Conor McGregor: Smart business or reheated patriotism?

It is to state the obvious that he – and his management – understand the business of modern sport and what is required to succeed.
Even those who find the sport distasteful (or struggle to understand it) cannot deny McGregor’s hard work, his exceptional fitness, and his genius for marketing.
If he isn’t there already, he is on the cusp of becoming one of the few people for whom it can be said that they are bigger than the sport in which they compete.
At the heart of this is McGregor’s ability to sell a fight. In the modern world, this means being able to attract subscribers on pay-per-view TV, where the big money is to be made.
But if the medium being used is a truly modern one, the techniques are well-rehearsed. Much has been made of the intensity and charisma McGregor brings to his press conferences.

But he also relies heavily on that tried and trusted method of wrapping oneself tightly in the flag.
This has an obvious appeal in Ireland – but it is also a valuable tool in courting support among Irish-Americans. And it is in America that the real money is to be made.
Fighting in Boston in 2013, McGregor said: ‘Boston is a fantastic city. The people are phenomenal out there. It’s a true Irish town. It was crazy going out there the first time, it really was a crazy experience for me because you always hear about the Irish Americans, even when I’m in America it’s like everyone is Irish.’ Every fight has become an opportunity to make an expression of ‘Irishness’.
‘I will raise the tri-colour high every single time!!!’, said McGregor in January 2015 when he fought Dennis Siver.
When he entered the ring to fight Chad Mendes in July 2015, Sinéad O’Connor – surrounded by smoke and lights – sang the old Republican ballad ‘The Foggy Dew’ as the huge travelling Irish support roared their support and waved tricolours.

By December McGregor was talking about how he would ‘unify my belt for Ireland.’ Fighting ‘for Ireland’ is a tradition as old as professional fighting, itself. Two hundred years ago Dan Donnelly was positioned as the ‘Champion of Ireland’ and a series of fights with English boxers drew tens of thousands of supporters.
In December 1815, for example, Donnelly fought the English boxer George Cooper in a part of the Curragh in Kildare which is now known as Donnelly’s Hollow.
Donnelly overwhelmed Cooper and claimed the purse of £60. After the fight, he made his way back towards Dublin in a carriage pulled by his admirers.
By then, Donnelly’s status as a national hero had already been achieved. Legend holds that the doctor who attended his birth had predicted he would ‘perform great deeds for Ireland.’
Typical of boxing, of course, his life is one in which reality and mythology are not easily separated.
For example, it is also claimed that when he heroically saved a woman from being deliberately drowned in the Liffey by two sailors, they beat him close to death.
He recovered in time to defeat another English boxer Tom Hall.
It was claimed that Donnelly was actually a peace-loving man who only agreed to fight Hall at the insistence of fellow Dubliners who called on him to ‘defend the honour of Ireland.’
That boxing promoters played on the fractious relationship between Britain and Ireland was typical of the period in which similar rivalries were wrapped around Romany, Jewish and black fighters.
It’s a method of marketing which has been repeated time and again.

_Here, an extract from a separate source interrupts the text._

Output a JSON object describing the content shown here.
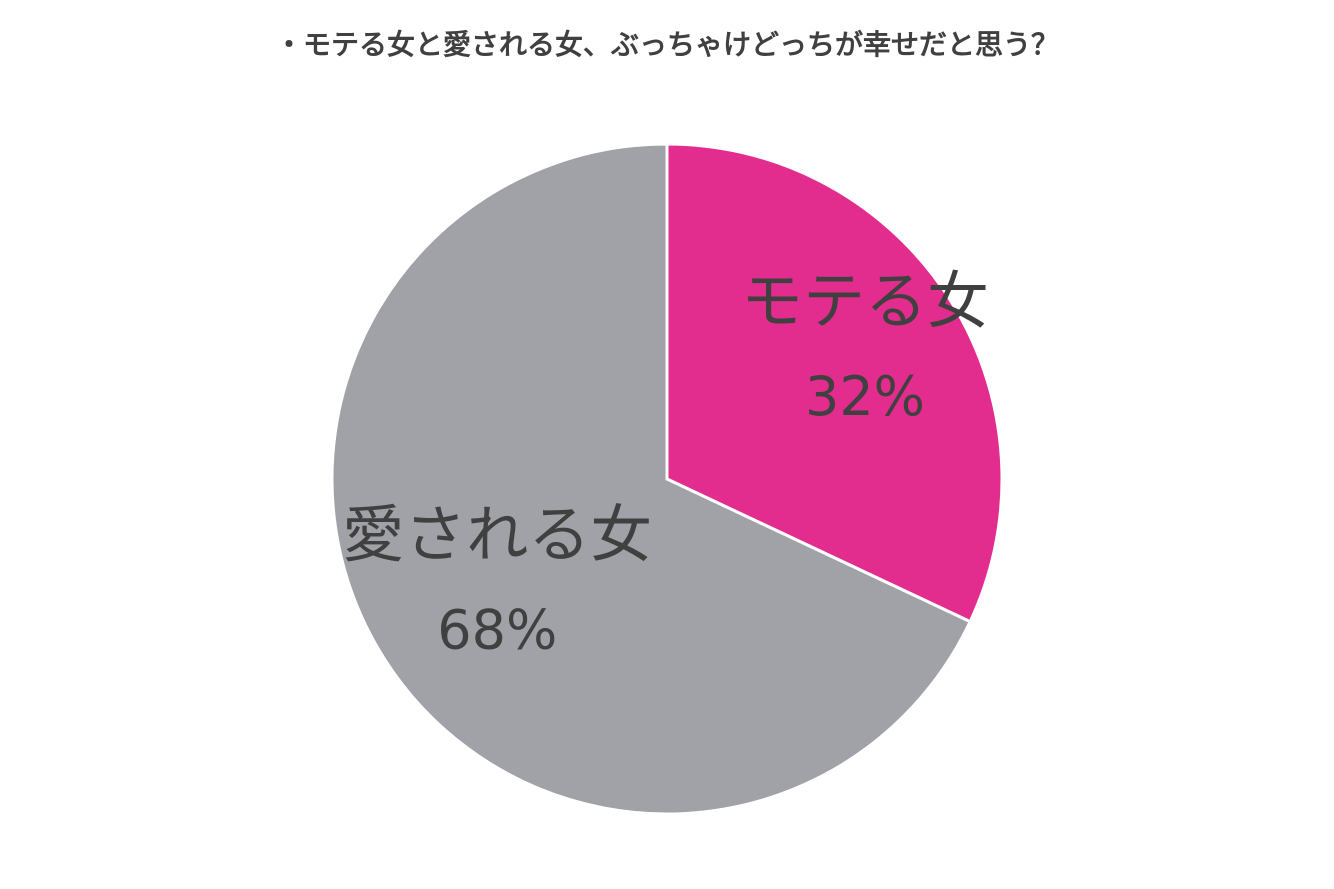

For example, in the 1930s, the Cobh boxer Jack Doyle – known as ‘The Gorgeous Gael’, ‘The Body Beautiful’ and ‘The King of Clout’ – began a professional boxing career with ten straight knockouts (courtesy of a powerful right hand).
This brought him massive publicity and his successes, backed by his looks and a whirl of hype, allowed him to embark on a lifestyle that neutered his talent even as it developed.
In July 1933 he fought the Englishman Jack Petersen for the British heavyweight championship in front of a 70,000 crowd in White City, London, but was disqualified for a series of low blows in the second round.
This induced a mini-riot as his supporters stormed the ring, throwing chairs, before carrying him shoulder-high to Marble Arch. Returning to an adoring Irish public who viewed his disqualification as part of a British conspiracy, he packed out the 3,500-seater Theatre Royal in Dublin and the Opera House in Cork, where he demonstrated his fine tenor voice in concerts.

Doyle went on to star in Hollywood movies, and formed a carousing friendship with Errol Flynn and Clark Gable, before his career dwindled and died.
For Doyle – and for Donnelly before him – their ‘Irishness’ was not enough to protect them when the money stopped rolling in and their bodies began to betray them.
The fighting world is full of men like them who destroyed what they had earned and ended up in penury and ill-health. If McGregor is as clever as he would appear to be, he will milk the sport for everything he can get from it and then get out.
But will he be able to resist the lure of being the centre of attention? Will he be able to cope without the extraordinary rush of adrenaline which must come from doing what he does in the way that he does it?
Basically, will he know when to walk away and not come back?
History suggests that he won’t – and that element of the McGregor story might also prove to be something old served up anew.